Development of Pantoea species As a Platform for the Production of High Value Terpenoids | AIChE

Development of Pantoea species As a Platform for the Production of High Value Terpenoids

Authors 

Williamson, J. - Presenter, University of Nottingham
Fray, R., University of Nottingham

Plant derived terpenoids represent a diverse class of chemicals with important roles as fragrance and flavour molecules (eg camphor, menthol and citral), dyes and colurants (eg astaxanthin)  as well as high value medicinal compounds such as the antimalarial Artemisinin and the anti-cancer drug Paclitaxel (Taxol).

High volume production of these products can be difficult due reliance on plant production or economic difficulties in synthetic production. These high value terpenoids represent an interesting challenge to metabolic engineering and synthetic biology, not only in being able to produce these chemicals at scale, but also developing novel products via the intermediates of these pathways.

Research into methods of microbial production of Taxol and its derivatives have focused on the precursor pathways leading to geranylgeranyl diphosphate (GGPP), as these are the last non-dedicated steps. This method works well however the p450 mediated hydroxylation steps appear to have limited success in E. coli.
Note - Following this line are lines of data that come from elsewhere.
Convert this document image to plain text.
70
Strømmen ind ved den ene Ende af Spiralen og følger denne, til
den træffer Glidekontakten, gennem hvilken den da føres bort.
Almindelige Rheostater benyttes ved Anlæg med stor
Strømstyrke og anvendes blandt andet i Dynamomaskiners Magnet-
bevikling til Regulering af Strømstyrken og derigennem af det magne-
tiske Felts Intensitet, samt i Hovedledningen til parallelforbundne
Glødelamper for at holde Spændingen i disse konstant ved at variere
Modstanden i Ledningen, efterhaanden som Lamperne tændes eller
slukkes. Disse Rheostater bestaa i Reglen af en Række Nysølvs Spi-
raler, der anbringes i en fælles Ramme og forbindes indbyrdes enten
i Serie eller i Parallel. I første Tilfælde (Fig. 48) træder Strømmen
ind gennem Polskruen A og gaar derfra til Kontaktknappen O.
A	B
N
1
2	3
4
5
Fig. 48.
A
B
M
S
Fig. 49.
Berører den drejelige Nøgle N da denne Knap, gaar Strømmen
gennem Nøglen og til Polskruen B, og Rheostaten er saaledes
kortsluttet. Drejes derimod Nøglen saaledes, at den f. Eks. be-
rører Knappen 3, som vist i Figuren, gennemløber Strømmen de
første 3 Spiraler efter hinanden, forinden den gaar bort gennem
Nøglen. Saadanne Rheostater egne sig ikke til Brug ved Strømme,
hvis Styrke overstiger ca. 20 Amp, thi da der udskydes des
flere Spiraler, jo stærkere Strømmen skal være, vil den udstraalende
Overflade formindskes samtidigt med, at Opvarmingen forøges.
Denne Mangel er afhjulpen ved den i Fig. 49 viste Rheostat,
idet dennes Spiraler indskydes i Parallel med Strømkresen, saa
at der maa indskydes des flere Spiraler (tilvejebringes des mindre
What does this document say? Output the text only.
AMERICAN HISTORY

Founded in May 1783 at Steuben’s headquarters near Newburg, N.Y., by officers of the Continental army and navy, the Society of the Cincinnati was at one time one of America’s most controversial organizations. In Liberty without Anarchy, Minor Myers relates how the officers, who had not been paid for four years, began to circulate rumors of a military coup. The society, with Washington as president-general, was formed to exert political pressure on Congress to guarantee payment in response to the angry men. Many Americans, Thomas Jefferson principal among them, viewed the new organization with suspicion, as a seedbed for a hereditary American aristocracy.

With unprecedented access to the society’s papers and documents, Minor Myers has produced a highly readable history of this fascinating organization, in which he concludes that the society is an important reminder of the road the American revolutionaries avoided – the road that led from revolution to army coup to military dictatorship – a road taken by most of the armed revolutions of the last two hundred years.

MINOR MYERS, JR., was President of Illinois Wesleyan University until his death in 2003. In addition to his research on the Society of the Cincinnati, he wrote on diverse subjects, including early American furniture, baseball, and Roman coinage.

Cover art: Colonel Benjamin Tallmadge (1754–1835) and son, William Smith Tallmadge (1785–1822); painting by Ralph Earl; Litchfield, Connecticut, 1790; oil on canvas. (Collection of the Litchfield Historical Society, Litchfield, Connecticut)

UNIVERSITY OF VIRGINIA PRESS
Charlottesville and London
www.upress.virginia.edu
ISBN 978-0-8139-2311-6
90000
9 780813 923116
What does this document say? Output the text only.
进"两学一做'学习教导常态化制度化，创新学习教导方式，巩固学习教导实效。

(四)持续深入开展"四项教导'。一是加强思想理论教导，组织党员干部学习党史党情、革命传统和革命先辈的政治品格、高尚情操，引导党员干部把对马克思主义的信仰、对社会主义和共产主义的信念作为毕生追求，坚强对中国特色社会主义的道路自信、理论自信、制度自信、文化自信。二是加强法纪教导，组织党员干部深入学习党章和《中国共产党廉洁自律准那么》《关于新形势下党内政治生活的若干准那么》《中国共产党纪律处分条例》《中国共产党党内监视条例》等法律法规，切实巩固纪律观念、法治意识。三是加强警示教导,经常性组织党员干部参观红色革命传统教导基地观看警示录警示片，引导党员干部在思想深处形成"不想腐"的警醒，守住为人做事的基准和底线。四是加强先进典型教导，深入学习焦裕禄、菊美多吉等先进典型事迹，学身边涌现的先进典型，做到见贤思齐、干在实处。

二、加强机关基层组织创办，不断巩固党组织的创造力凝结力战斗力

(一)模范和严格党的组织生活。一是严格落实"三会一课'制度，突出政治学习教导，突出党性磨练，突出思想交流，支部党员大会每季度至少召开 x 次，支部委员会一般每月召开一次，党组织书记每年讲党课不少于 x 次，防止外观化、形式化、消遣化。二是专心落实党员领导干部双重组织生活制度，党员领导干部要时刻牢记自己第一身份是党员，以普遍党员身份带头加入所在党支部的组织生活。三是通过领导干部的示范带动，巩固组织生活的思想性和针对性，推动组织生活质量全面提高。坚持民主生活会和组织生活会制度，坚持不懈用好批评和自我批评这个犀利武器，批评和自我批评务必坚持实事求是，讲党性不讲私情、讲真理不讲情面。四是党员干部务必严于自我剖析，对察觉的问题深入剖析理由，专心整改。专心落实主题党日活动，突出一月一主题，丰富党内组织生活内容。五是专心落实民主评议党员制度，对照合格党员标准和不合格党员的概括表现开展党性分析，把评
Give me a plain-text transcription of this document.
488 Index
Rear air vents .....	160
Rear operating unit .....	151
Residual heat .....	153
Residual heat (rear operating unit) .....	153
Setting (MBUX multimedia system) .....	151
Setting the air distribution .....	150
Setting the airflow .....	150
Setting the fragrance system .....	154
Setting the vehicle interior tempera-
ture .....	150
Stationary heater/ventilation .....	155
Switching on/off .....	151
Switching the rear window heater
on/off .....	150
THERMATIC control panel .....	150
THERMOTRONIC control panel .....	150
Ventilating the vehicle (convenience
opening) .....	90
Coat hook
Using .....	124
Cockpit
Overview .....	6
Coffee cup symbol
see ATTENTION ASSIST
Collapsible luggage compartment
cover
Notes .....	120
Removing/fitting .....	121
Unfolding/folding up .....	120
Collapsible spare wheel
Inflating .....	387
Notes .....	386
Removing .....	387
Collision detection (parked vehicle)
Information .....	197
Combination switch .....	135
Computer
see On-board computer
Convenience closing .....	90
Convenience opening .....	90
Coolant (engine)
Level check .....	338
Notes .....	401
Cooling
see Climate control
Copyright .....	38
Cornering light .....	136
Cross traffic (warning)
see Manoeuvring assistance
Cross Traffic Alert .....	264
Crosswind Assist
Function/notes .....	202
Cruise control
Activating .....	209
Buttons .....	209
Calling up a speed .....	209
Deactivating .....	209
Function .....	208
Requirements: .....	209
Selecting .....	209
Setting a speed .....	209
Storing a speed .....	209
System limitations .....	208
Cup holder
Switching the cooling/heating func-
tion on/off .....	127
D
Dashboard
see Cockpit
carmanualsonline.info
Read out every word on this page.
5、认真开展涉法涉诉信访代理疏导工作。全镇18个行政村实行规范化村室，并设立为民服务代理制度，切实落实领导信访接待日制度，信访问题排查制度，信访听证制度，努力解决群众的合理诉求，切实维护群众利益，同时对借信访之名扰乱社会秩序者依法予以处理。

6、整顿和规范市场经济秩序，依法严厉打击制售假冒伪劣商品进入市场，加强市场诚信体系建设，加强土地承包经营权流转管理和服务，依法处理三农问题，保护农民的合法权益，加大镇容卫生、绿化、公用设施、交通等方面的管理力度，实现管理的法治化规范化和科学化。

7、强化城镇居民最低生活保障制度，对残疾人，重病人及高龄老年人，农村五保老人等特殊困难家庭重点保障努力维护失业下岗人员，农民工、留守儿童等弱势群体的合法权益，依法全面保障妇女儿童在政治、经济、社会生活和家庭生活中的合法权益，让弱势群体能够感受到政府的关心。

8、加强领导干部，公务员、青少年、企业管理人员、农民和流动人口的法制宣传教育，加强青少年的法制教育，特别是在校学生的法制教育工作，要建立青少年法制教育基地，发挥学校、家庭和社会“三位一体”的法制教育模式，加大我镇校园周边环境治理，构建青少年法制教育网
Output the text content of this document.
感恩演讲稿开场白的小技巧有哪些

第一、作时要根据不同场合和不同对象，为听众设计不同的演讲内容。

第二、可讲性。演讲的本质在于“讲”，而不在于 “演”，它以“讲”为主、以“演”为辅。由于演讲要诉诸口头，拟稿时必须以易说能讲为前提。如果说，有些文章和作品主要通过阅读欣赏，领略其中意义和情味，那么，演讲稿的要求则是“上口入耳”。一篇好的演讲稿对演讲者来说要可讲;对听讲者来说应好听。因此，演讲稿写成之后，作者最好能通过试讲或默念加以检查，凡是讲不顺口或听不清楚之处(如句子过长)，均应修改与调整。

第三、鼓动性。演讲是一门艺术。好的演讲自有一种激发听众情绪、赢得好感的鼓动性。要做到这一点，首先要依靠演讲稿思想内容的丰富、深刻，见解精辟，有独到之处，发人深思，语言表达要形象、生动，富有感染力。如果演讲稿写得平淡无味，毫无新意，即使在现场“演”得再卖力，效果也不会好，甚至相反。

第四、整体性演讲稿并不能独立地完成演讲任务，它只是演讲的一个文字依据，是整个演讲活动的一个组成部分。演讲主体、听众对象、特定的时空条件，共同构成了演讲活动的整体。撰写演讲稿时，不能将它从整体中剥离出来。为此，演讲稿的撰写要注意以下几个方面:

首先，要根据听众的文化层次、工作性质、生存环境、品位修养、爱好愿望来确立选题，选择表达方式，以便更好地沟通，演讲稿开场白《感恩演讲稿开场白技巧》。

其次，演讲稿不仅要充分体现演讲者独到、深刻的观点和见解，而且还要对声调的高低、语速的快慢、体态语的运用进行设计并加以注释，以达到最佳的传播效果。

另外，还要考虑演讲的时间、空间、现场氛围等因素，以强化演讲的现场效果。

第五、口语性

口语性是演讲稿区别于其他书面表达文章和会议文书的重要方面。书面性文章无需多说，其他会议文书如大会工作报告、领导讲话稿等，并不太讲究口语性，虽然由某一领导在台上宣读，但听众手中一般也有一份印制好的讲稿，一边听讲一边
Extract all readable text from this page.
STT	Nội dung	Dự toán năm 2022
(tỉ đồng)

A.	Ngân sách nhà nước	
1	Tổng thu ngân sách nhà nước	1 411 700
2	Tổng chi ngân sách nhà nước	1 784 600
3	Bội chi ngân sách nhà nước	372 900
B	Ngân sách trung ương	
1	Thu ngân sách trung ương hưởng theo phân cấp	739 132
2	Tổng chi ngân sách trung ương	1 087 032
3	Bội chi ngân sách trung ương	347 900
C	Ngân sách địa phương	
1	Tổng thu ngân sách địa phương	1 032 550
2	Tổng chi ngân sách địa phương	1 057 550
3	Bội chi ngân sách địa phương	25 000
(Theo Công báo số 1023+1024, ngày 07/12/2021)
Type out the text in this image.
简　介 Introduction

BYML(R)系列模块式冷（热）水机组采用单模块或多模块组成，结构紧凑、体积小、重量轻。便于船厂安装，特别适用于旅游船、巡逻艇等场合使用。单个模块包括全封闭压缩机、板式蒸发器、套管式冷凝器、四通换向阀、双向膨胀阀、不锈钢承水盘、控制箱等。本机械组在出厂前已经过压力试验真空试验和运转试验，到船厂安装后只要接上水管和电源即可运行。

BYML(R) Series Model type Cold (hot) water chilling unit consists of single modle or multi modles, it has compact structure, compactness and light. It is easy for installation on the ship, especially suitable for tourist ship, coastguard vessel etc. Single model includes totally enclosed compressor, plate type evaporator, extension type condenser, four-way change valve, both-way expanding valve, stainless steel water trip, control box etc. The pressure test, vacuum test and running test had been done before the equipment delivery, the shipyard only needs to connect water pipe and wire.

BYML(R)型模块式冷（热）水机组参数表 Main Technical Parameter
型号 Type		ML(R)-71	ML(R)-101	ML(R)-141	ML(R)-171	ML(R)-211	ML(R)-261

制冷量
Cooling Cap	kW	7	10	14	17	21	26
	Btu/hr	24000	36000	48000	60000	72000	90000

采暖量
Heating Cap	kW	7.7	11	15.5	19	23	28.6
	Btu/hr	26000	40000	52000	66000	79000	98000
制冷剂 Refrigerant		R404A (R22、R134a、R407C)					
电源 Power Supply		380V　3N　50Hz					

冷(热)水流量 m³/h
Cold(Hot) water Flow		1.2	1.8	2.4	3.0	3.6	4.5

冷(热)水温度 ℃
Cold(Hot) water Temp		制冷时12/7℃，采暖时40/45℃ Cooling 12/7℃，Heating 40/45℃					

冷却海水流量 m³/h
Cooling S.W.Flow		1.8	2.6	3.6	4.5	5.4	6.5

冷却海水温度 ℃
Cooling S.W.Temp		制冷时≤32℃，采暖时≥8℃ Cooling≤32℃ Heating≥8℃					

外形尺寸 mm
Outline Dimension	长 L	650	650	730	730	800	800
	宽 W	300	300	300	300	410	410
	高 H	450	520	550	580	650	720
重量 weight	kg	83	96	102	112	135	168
 Instead of optimising the precursor pathways, we have attempted to utilise natural diversity in search of a better host for production of these high value terpenoids, by selecting an organism that already produces a large amount of GGPP and can potentially better mediate p450 hydroxylation reactions.

GGPP can also be converted into carotenoid pigments such as lycopene, β-carotene and canthaxanthin, therefore Carotenoids production can be used as a surrogate measure for predicting how well a species might perform for production of heterologous isoprenoids.   Genes for carotenoid biosynthesis from Pantoea species have been used in many heterologous expression experiments but the organism itself has not been considered as a chassis. As a relatively close phylogenetic relation to E.coli, these Gram negative bacteria are easily transformable, genetically tractable and many tools developed for E. coli function in Pantoea.

We will present details of the progress made and pitfalls encountered during the engineering of wild type Pantoea to produce intermediates of Taxol.